Then, in 1968, the film Yours, Mine and Ours hit theaters. Based on a true story, the film follows Frank Beardsley, a U.S. Navy officer with ten children, and Helen North, a nurse with eight children. Both of their spouses have died, and despite their fear of blending their large broods, their mutual attraction leads to marriage and a massive new family. The couple learn to manage their 18 children (with one on the way) through a combination of hilarious mistakes and military tactics.
Starring Lucille Ball as North and Henry Fonda as Beardsley, the film was not received well by critics. But the public loved it, and it grossed over $25 million in box office receipts (over $180 million in modern dollars).
Two years after he pitched the networks, Schwartz’s idea seemed long dead. The movie—with a premise extremely close to the one he had developed—could have been the nail in its coffin. Instead, it resurrected the idea at ABC.
Later, Schwartz recalled the movie as “serendipity”: a chance to have another piece of intellectual property prove the success of his concept for him. “A big hit in another medium [gives] executives an ‘excuse for failure,’” he wrote in his 2010 book on the Brady Bunch.
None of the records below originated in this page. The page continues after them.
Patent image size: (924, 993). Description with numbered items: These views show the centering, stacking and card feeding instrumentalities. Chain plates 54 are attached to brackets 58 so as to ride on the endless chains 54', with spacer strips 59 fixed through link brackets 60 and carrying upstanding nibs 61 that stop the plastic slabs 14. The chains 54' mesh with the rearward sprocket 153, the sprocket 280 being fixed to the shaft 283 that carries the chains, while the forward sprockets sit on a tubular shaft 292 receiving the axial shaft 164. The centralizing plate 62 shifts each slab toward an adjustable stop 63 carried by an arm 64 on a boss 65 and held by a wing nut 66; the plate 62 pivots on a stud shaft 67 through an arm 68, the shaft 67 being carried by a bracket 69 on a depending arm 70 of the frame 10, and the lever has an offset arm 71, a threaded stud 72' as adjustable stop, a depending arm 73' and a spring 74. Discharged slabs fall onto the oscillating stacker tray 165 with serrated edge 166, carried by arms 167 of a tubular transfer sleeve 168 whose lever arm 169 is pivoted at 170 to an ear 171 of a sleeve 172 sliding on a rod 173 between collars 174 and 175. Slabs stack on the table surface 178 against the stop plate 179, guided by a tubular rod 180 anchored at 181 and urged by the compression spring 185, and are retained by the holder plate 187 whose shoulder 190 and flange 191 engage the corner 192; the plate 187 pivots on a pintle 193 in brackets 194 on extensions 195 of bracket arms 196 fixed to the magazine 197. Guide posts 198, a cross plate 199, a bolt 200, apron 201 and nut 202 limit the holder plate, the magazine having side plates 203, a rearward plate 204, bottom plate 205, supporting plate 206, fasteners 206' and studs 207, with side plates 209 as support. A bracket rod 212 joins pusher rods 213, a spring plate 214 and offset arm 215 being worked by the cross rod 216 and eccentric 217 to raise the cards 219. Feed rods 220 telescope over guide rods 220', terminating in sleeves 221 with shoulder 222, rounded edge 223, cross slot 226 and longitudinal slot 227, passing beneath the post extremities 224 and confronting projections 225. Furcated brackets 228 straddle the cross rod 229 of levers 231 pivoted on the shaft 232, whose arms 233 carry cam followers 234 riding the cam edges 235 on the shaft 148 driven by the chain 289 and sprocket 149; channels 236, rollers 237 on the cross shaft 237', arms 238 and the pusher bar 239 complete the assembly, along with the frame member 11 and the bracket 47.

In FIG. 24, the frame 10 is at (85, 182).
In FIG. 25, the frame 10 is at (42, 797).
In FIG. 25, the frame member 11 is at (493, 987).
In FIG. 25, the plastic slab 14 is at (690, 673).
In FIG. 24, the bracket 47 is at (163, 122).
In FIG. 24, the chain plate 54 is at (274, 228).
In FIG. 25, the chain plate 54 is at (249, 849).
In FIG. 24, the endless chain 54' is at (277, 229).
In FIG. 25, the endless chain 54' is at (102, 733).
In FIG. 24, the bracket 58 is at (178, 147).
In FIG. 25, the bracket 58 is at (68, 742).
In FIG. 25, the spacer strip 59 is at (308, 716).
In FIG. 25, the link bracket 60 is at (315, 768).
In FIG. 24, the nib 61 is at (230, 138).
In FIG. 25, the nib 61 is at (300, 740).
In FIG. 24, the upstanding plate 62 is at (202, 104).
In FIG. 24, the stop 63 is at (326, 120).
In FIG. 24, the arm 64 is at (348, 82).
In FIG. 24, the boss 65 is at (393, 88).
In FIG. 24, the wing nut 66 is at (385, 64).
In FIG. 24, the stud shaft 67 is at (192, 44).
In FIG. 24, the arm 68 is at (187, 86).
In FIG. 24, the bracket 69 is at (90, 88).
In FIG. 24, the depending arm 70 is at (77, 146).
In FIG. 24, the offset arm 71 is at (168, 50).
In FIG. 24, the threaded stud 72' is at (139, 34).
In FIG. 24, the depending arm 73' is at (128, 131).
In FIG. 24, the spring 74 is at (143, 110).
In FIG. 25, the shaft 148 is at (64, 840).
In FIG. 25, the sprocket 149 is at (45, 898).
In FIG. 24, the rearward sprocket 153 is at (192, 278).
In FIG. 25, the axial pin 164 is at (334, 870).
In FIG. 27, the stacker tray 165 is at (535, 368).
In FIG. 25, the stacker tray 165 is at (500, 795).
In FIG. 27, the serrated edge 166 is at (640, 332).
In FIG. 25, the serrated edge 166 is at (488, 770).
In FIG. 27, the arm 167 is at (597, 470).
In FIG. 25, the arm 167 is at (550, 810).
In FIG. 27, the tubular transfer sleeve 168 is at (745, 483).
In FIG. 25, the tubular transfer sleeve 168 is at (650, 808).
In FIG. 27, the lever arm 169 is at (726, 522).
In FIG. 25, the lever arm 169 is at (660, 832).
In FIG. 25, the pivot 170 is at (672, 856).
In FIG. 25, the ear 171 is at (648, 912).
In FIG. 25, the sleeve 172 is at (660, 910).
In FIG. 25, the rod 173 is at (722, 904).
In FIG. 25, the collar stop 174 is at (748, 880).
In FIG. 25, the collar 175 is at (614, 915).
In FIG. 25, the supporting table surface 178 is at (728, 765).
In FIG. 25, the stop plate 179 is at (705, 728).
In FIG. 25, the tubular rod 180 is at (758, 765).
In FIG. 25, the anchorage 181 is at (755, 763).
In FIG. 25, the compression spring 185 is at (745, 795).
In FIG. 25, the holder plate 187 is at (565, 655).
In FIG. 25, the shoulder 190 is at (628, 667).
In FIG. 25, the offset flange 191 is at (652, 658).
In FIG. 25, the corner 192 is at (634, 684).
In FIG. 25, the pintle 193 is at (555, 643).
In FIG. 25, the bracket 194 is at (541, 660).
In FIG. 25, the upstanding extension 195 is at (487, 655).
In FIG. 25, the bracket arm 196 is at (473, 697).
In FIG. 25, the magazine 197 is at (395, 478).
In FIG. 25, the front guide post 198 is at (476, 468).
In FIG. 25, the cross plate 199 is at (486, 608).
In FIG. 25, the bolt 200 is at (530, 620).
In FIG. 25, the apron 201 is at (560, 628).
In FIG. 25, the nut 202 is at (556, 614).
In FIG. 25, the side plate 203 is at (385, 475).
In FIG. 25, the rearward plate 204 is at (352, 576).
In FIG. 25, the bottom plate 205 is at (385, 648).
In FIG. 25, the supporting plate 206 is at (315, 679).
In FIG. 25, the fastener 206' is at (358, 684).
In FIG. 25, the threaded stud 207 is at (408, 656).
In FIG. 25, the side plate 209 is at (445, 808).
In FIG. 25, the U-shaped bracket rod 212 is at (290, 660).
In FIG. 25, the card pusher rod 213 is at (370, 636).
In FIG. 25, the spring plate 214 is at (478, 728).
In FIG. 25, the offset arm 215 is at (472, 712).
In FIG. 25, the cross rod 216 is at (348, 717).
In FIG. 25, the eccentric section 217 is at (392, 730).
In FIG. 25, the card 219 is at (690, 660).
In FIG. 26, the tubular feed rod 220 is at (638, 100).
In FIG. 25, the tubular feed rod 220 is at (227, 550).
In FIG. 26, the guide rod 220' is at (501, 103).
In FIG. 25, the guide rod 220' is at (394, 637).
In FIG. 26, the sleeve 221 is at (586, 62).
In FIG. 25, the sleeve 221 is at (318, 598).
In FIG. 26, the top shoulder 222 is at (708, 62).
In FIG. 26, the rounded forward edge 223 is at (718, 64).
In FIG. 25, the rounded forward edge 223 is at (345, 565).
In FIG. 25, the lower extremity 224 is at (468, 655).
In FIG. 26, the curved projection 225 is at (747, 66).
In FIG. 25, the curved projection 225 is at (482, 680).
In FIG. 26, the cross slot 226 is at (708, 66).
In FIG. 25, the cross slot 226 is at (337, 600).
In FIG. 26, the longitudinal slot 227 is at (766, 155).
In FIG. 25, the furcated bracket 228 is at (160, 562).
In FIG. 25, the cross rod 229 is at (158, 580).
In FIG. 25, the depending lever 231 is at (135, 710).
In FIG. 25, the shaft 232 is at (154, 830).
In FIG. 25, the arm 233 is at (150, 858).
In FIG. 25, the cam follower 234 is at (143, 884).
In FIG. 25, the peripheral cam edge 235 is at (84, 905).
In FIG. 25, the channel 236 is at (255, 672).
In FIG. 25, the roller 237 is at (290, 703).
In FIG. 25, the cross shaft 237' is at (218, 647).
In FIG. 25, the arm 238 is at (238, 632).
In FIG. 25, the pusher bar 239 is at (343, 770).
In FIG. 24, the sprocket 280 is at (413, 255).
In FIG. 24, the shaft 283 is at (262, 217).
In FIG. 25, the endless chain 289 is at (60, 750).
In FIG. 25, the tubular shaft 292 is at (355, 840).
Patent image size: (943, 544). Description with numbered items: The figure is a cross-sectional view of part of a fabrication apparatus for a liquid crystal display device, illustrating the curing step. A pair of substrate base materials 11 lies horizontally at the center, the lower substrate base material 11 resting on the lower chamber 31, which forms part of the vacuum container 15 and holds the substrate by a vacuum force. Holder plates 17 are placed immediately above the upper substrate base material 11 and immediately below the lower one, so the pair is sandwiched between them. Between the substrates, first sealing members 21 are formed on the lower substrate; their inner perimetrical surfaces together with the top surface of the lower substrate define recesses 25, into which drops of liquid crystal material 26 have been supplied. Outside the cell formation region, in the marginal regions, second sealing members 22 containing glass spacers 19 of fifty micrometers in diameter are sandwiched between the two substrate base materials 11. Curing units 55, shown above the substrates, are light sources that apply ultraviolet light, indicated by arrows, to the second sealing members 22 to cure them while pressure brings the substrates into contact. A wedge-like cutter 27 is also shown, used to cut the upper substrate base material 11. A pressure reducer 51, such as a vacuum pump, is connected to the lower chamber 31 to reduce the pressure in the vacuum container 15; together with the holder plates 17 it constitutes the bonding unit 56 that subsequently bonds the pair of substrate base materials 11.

Now that ABC/Paramount knew the public was interested in stories about big, blended families, Schwartz had an in. The network ordered 13 shows and was set for a 1969 premiere. The film had helped greenlight the TV show, but the similarities between both sparked potential legal trouble for Schwartz. Since it was based on a true story, Schwartz knew he could not allege that Yours Mine and Ours had copied his idea.
Instead, the film’s producer threatened Schwartz with a lawsuit after The Brady Bunch’s 1969 premiere. Schwartz fired back with a letter that pointed to the initial name of his pilot—Yours and Mine. “You called your movie Yours, Mine and Ours by adding a kid of their own,” Schwartz wrote. “Just be happy I didn’t sue you.”